A Câmara Setorial Temática (CST) do enfrentamento ao feminicídio apresentou nesta segunda-feira (2), na Assembleia Legislativa de Mato Grosso, o relatório preliminar que aponta omissão do Estado na coordenação das políticas públicas de proteção às mulheres. O documento indica falhas estruturais na rede de atendimento, subexecução orçamentária e ausência de planejamento intersetorial no enfrentamento à violência de gênero.
O texto-base, ainda aberto para debate público, foi elaborado a partir do cruzamento de dados oficiais da segurança pública, do Observatório Caliandra, do Relatório Nacional da Segurança Pública, da Rede de Proteção às Mulheres e de auditoria operacional do Tribunal de Contas do Estado de Mato Grosso.
Um dos pontos mais alarmantes do relatório é que Mato Grosso registra taxa proporcional de feminicídio superior à média nacional.
Enquanto o Brasil apresenta cerca de 1,6 mortes a cada 100 mil mulheres, o estado atinge aproximadamente 2,7 por 100 mil, índice considerado preocupante pelos integrantes da Câmara Setorial.
Entre 2022 e 2025, 195 mulheres foram assassinadas por companheiros ou ex-companheiros em Mato Grosso.

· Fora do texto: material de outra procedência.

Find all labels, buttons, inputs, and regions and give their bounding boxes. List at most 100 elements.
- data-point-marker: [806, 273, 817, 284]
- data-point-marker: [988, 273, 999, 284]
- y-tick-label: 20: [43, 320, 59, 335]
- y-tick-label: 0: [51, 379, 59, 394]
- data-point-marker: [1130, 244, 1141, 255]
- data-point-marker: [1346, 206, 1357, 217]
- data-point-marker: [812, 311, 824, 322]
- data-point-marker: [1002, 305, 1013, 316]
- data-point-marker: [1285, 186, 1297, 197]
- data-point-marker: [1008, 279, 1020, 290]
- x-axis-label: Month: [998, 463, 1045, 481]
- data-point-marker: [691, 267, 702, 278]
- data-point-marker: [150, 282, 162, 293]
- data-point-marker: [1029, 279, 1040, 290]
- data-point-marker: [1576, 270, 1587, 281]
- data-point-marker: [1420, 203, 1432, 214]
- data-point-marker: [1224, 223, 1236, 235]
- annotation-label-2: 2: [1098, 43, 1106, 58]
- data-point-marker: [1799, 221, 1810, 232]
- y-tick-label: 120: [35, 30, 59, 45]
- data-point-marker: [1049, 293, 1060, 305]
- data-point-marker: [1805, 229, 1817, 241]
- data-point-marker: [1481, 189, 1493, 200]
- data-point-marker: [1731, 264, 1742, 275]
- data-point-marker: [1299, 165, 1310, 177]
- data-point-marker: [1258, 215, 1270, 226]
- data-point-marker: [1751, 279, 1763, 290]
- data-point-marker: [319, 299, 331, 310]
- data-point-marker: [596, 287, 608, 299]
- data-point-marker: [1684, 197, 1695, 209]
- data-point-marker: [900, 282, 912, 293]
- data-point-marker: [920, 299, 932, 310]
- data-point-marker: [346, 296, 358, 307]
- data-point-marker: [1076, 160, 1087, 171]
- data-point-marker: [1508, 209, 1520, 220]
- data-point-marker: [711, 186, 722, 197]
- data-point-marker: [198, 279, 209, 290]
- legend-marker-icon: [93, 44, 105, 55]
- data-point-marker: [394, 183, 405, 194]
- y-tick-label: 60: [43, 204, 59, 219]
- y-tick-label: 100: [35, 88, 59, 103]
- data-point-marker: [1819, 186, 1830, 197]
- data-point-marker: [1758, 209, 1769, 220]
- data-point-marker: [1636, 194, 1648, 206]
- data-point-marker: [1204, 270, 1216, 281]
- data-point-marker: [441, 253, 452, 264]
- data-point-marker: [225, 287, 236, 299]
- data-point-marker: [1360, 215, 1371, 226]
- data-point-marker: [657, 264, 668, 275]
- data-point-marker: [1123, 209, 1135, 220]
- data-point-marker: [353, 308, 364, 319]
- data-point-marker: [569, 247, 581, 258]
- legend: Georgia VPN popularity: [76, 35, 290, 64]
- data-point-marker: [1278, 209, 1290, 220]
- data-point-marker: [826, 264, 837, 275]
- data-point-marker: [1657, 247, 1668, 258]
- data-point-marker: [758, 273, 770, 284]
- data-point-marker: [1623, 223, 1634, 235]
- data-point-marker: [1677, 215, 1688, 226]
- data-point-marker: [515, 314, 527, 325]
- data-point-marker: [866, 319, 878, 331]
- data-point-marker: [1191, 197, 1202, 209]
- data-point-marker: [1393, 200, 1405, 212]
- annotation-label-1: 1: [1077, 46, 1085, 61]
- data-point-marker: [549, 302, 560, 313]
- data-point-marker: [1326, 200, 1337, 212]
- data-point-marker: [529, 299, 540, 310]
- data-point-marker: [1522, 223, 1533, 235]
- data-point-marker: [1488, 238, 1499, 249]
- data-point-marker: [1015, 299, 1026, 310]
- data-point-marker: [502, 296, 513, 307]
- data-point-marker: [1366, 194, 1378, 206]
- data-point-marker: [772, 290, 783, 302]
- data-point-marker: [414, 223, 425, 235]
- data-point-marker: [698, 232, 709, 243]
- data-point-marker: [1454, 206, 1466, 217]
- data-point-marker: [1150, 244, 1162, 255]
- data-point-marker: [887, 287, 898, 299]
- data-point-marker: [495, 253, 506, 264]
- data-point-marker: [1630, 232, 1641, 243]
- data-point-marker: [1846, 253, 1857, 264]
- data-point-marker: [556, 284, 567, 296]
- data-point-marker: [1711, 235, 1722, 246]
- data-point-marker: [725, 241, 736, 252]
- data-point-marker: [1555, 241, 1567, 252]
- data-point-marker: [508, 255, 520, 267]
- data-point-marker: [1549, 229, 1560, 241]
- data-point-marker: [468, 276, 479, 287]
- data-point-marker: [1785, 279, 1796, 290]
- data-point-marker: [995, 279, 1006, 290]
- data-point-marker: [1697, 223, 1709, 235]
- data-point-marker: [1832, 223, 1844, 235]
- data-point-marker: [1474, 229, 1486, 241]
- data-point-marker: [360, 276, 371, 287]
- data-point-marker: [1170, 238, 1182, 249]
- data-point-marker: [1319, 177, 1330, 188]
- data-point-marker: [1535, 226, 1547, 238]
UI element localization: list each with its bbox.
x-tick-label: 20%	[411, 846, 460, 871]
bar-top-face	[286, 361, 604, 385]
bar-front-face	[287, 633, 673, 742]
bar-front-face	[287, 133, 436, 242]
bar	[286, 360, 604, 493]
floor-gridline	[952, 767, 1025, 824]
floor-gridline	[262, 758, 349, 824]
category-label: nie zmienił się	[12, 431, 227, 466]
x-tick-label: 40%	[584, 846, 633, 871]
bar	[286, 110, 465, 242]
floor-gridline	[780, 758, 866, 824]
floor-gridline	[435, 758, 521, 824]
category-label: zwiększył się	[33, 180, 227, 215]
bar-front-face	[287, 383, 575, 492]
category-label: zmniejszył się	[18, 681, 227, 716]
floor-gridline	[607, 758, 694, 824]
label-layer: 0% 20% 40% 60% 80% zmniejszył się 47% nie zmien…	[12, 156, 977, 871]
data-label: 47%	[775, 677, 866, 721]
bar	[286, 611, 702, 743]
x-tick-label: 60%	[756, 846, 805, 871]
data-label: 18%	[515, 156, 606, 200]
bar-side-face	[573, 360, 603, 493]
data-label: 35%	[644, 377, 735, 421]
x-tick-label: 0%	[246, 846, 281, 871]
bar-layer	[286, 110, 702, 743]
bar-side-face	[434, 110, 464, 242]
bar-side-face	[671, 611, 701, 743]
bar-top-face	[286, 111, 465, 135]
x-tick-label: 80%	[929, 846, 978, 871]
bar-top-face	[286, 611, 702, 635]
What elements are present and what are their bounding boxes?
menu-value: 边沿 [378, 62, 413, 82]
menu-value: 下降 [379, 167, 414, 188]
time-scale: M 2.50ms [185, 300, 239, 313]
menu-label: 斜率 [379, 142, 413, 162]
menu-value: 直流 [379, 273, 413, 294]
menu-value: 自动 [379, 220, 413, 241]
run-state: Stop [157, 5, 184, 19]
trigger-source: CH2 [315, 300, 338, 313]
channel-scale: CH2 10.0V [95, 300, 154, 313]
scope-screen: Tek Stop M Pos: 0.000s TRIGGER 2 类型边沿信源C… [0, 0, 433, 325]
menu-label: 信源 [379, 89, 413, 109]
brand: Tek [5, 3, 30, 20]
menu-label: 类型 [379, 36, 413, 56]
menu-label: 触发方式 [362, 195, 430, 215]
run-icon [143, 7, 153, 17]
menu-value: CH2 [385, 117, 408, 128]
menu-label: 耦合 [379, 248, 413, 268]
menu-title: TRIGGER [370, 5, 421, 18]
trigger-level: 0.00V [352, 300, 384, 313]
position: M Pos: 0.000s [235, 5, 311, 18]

Destas, 161 não possuíam qualquer medida protetiva ativa e 18 estavam sob proteção judicial no momento do crime.
Municípios com índices mais altos
O relatório também detalha taxas proporcionais por município. Cáceres lidera o ranking, com índice de 15,3%, seguido por Lucas do Rio Verde (14,6%), Sinop (14,3%), Sorriso (12,8%) e Rondonópolis (9,1%). Várzea Grande registra 6,3%.
Mesmo Cuiabá, que possui delegacia 24 horas e estrutura mais organizada, apresenta índice acima da média estadual, evidenciando que o problema atinge todo o território mato-grossense.
Perfil das vítimas
A maioria das mulheres assassinadas está na faixa etária entre 20 e 49 anos — considerada o auge da vida produtiva. Segundo o levantamento, 148 vítimas estavam nesse grupo etário e grande parte era mãe, ampliando o impacto social do feminicídio.
O relatório também aponta que a maioria das vítimas é composta por mulheres negras, pardas ou pretas. No entanto, há falhas na organização dos dados: cerca de 35% dos registros não possuem identificação racial, o que dificulta a formulação de políticas públicas direcionadas.
Falhas estruturais e ausência de coordenação
De acordo com a presidente da CST, suplente de deputada Edna Sampaio, o relatório identifica ausência de coordenação efetiva da rede de proteção às mulheres, apesar das previsões da Lei Maria da Penha.
Entre os principais problemas apontados estão a falta de integração entre estado, municípios e governo federal; ausência de planejamento intersetorial; baixa execução de recursos públicos e insuficiência de delegacias especializadas.
Atualmente, Mato Grosso possui apenas oito Delegacias Especializadas de Defesa da Mulher em todo o estado, sendo que atendimento 24 horas ocorre apenas na capital.
A Patrulha Maria da Penha conta com 45 núcleos para atender 111 municípios, o que demonstra sobrecarga operacional.
Recomendações
Entre as recomendações preliminares, está a necessidade de o Poder Executivo assumir formalmente a coordenação da rede de proteção, além da criação de protocolos únicos de atendimento para evitar que vítimas precisem peregrinar entre diferentes órgãos públicos.
O relatório ainda passará por audiências públicas antes de ser finalizado e encaminhado às autoridades competentes.
Para os integrantes da CST, o problema não é apenas técnico ou administrativo, mas estrutural e político, ligado à desigualdade de gênero e à falta de prioridade institucional no enfrentamento à violência contra a mulher.